The Central Park we know and love has evolved from its initial design 160 years ago – and its famous layout is just one of 33 entries in a competition to choose how the park would look.
150 years later, in 2008, the only other surviving entry – thought forever lost - resurfaced to give us a glimpse of another designer’s vision for the city’s central green space. And now, the team at Budget Direct have used the rediscovered plan to create an alternative Central Park showcasing how this losing entry would look today, had it been chosen over F. L. Olmsted and C. Vaux’s winner.
Olmsted and Vaux used every moment leading up to the competition’s deadline to create their free-flowing and modern design. In fact, they had to hand their sketches in to the janitor of the Central Park Arsenal after the building had closed on the evening of the deadline, such was their last minute rush. Their design was numbered 33 of 33 entries in the contest, whereas as that of park engineer John J. Rink, author of the rediscovered runner-up, was handed in early enough to be labeled number four.
Rink’s design is a watercolor fantasy inspired by European fairytales as well as the real-life gardens of Versailles and other famous palaces. The competition to design Central Park included instructions for several details that it was obligatory for entrants to include: a parade ground, a perimeter barrier of trees and shrubs, a fountain, watchtower, and skating arena, and four roads crossing through park.

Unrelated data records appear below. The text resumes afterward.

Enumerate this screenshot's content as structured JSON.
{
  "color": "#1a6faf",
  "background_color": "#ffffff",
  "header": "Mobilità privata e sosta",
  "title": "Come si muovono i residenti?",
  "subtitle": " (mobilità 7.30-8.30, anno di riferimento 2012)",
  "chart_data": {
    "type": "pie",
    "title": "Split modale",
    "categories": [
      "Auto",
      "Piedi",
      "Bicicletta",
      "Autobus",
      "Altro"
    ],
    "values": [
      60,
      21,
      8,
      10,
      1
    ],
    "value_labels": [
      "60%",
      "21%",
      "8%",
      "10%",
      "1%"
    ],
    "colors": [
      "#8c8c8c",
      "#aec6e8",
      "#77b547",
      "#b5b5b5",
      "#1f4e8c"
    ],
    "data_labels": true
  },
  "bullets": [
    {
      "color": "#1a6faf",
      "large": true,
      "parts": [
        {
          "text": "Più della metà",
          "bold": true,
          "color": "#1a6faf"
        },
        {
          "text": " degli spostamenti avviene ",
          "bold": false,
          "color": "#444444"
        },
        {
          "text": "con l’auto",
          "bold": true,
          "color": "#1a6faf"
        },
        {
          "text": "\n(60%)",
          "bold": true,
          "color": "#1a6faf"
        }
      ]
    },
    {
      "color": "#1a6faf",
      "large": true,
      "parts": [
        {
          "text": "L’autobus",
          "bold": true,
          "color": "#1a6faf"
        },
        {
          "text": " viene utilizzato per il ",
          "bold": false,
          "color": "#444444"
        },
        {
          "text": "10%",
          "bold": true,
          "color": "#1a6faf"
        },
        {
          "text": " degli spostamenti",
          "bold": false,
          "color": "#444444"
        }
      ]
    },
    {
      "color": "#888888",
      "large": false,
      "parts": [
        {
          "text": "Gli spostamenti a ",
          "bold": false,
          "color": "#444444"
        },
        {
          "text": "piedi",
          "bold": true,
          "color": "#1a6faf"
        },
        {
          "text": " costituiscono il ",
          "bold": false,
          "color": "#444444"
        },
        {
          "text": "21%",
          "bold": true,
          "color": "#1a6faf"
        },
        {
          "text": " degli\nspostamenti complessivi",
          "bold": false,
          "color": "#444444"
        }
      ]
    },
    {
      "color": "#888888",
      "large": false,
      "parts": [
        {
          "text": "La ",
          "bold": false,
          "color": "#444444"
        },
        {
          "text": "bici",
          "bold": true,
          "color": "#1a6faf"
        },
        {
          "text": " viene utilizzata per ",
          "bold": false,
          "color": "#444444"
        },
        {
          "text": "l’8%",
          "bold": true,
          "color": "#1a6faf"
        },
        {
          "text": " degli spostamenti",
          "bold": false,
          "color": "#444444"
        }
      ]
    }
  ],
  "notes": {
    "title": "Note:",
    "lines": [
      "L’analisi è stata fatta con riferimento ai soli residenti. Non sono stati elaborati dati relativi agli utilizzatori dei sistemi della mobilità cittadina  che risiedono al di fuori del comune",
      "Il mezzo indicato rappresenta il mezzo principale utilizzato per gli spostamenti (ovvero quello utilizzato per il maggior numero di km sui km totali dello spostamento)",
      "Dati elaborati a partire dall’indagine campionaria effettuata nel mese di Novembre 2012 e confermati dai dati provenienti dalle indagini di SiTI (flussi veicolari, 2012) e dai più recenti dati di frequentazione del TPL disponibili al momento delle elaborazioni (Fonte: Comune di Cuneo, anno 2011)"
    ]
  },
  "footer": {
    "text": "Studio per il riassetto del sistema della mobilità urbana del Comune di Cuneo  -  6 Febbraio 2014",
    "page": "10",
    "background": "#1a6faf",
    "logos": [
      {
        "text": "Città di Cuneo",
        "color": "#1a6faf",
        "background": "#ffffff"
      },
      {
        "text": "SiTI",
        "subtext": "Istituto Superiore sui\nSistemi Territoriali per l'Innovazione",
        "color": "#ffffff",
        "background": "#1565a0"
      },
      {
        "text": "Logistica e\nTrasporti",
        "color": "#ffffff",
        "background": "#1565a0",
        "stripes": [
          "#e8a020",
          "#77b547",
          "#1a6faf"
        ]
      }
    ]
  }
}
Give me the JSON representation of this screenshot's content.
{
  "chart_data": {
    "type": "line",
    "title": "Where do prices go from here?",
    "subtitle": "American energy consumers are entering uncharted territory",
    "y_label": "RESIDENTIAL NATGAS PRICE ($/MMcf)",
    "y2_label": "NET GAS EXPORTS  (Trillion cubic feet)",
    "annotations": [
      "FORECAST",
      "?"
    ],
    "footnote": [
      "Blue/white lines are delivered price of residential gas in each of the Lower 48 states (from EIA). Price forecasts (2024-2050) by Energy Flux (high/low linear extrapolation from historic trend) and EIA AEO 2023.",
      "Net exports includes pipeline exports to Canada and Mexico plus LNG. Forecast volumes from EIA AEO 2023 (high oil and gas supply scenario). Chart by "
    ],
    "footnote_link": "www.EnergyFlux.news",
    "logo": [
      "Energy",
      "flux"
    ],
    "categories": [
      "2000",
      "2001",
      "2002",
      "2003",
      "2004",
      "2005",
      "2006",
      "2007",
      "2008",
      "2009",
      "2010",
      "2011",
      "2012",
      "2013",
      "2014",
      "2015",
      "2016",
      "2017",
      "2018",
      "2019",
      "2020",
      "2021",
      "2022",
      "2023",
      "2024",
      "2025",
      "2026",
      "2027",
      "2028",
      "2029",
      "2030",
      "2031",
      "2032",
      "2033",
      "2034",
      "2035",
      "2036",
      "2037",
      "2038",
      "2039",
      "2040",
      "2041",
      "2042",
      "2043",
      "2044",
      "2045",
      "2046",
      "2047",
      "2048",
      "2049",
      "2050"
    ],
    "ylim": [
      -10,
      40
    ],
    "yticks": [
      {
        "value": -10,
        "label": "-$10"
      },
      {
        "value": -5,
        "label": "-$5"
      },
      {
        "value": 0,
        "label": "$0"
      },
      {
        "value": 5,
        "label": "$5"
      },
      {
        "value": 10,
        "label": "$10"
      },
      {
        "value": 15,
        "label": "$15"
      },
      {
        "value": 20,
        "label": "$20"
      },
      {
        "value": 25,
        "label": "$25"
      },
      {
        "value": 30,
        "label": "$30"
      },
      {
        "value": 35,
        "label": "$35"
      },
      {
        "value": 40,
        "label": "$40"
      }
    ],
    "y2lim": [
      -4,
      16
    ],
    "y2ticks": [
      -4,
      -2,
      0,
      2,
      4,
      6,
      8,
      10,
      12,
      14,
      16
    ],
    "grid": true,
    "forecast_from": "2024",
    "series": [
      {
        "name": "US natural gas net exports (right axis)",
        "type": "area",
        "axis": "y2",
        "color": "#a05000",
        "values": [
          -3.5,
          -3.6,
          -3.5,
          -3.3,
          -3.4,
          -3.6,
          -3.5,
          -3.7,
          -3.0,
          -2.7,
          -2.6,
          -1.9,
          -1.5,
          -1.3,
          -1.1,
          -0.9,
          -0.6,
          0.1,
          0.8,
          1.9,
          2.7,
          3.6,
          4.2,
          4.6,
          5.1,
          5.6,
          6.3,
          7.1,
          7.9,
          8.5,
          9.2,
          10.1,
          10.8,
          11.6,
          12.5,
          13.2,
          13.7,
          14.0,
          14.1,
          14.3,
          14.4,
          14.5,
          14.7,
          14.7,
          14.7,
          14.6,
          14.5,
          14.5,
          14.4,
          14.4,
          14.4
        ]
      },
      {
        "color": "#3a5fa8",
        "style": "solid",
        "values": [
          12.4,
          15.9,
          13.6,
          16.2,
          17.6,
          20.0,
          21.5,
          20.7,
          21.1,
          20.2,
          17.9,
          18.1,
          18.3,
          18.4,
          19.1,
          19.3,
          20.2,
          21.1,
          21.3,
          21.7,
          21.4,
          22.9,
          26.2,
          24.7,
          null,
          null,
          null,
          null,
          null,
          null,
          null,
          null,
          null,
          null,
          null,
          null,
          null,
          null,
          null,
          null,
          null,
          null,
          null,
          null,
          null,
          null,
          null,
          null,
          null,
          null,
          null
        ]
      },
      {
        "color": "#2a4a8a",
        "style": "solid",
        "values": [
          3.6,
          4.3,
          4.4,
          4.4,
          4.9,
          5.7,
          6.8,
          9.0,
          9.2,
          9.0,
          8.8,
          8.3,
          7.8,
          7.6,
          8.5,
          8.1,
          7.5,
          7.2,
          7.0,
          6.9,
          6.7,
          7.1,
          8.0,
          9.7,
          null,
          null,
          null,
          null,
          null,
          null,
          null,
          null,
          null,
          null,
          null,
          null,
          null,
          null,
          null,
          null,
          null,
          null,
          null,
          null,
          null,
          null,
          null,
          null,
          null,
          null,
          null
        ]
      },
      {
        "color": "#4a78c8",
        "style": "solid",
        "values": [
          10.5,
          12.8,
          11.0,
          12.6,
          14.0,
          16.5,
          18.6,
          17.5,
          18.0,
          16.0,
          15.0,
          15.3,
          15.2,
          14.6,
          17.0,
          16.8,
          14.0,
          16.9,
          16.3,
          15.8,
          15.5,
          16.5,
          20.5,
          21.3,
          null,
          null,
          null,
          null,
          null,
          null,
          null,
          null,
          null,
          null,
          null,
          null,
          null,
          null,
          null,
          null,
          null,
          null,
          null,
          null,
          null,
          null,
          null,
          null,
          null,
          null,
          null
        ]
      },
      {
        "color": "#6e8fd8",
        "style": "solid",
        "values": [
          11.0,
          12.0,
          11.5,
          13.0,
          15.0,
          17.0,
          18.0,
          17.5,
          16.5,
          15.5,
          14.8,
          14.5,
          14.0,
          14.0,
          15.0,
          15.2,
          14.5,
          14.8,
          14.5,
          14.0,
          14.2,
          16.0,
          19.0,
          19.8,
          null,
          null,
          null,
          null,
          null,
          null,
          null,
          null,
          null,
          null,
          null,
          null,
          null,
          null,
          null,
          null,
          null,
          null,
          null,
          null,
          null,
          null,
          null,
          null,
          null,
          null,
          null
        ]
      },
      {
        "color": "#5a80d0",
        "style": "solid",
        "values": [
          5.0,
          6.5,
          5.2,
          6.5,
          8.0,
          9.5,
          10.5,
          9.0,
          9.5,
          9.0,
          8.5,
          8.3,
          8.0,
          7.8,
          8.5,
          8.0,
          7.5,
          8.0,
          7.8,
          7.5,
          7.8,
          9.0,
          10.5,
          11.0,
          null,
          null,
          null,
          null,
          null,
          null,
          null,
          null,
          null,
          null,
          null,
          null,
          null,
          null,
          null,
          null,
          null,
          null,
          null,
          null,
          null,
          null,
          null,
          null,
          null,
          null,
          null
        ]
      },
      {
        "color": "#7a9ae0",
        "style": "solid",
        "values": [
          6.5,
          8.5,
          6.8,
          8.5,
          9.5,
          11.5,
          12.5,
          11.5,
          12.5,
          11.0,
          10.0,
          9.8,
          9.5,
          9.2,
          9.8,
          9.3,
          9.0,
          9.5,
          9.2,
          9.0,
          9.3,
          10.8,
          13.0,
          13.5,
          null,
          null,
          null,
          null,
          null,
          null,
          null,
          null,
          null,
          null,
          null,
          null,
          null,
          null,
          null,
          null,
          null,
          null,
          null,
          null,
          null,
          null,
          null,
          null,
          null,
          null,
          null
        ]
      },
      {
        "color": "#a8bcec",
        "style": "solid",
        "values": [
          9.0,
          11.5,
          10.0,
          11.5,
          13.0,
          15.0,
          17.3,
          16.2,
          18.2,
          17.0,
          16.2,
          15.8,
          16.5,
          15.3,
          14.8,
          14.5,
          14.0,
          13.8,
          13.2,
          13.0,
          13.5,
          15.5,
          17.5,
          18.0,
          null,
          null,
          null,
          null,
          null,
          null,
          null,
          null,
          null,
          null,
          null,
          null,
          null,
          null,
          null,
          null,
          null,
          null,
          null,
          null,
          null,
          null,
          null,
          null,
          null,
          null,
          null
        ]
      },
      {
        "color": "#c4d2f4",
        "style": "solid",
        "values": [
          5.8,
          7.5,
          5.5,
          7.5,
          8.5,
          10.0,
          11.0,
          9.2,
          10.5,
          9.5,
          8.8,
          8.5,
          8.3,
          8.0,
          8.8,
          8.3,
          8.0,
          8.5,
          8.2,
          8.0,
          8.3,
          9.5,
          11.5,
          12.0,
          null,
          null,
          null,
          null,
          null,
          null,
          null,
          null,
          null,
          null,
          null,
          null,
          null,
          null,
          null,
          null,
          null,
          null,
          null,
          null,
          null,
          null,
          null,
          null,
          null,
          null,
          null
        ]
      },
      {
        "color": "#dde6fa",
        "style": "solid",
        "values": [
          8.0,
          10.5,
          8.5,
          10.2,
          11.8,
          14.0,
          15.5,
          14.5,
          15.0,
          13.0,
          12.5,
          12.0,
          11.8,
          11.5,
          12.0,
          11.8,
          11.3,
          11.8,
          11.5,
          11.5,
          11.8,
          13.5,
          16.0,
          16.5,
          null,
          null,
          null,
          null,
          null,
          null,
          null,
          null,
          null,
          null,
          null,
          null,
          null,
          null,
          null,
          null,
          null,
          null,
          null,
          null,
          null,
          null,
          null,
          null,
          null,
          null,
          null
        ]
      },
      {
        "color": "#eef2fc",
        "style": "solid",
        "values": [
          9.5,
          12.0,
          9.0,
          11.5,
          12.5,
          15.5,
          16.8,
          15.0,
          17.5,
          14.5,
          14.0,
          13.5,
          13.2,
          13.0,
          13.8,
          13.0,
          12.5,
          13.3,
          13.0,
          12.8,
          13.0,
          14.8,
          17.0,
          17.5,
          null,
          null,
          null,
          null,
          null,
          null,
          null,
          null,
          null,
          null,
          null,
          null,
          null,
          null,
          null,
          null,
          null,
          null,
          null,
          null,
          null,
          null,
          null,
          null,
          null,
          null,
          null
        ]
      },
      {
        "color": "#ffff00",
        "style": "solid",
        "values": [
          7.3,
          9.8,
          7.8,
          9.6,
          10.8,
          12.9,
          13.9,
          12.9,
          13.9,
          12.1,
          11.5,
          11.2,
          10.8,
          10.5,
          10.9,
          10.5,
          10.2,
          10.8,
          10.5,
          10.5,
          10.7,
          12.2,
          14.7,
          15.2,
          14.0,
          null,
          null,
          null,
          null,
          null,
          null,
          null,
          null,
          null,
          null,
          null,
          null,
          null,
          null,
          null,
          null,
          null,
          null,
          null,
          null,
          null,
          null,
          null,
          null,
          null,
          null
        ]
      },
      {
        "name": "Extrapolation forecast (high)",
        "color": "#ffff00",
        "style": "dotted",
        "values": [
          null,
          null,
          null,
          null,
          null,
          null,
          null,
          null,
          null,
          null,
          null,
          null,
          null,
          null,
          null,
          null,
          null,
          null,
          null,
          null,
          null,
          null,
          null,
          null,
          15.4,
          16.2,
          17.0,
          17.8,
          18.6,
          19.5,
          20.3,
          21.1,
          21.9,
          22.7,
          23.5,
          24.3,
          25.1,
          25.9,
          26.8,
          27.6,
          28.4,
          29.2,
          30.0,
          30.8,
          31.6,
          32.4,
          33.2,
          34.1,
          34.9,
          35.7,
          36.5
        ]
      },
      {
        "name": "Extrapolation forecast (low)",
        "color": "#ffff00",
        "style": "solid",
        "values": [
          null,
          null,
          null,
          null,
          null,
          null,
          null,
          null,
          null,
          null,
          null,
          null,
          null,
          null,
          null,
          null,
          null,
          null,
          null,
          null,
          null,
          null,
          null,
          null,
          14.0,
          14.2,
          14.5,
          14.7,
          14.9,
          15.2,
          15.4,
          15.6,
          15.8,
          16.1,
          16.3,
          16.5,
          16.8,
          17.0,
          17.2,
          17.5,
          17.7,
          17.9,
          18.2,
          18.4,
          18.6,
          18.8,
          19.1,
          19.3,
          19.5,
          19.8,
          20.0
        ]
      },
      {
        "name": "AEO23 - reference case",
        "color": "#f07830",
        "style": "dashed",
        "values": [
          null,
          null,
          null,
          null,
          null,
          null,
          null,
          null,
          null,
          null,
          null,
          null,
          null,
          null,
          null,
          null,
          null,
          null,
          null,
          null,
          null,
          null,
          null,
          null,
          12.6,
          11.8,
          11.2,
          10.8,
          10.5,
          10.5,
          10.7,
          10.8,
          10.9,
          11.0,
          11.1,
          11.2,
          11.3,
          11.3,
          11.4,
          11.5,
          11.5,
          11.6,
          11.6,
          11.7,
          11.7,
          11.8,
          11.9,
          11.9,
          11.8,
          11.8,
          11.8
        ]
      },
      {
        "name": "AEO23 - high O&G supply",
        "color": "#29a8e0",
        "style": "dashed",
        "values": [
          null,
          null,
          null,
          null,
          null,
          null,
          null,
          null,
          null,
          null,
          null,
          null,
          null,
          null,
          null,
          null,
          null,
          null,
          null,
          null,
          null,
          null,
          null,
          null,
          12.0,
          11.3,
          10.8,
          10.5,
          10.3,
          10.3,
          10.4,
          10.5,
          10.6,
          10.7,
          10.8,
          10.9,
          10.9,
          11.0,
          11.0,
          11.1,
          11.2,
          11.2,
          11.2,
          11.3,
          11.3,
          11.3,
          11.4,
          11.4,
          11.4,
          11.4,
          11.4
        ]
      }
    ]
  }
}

But despite these limitations, Rink came up with quite a different presentation to that of Olmsted and Vaux.
Spiraling gardens and topiaries make for a more cultivated area than that we observe today. And you can see why the winning design was considered more appropriate for New Yorkers than Rink’s baroque vision: sure, from a bird’s eye view, his spirals look charming; but from the ground level, it is too complicated and mazy to be as accessible as the open spaces of the Olmsted and Vaux’s idea.
But there are several details that are reasonably consistent between the losing design and the park as it exists today. Rink suggested a two-wing museum around the banks of his reservoir, for example, that would have been around the same size as the Metropolitan Museum of Art that sits in the park just off Fifth Avenue.
And there appears to be a statue, in Rink’s diagrams, not far from where the bust of Thomas Moore is positioned today. We don’t know who Rink may have had in mind for this rendering, but given the patriotic names he gave the roads and gates of his park, we can guess it might have been an early American president.
What do you think – would you have felt as comfortable in Rink’s arch park as you do exploring the real Central Park in the 21st century?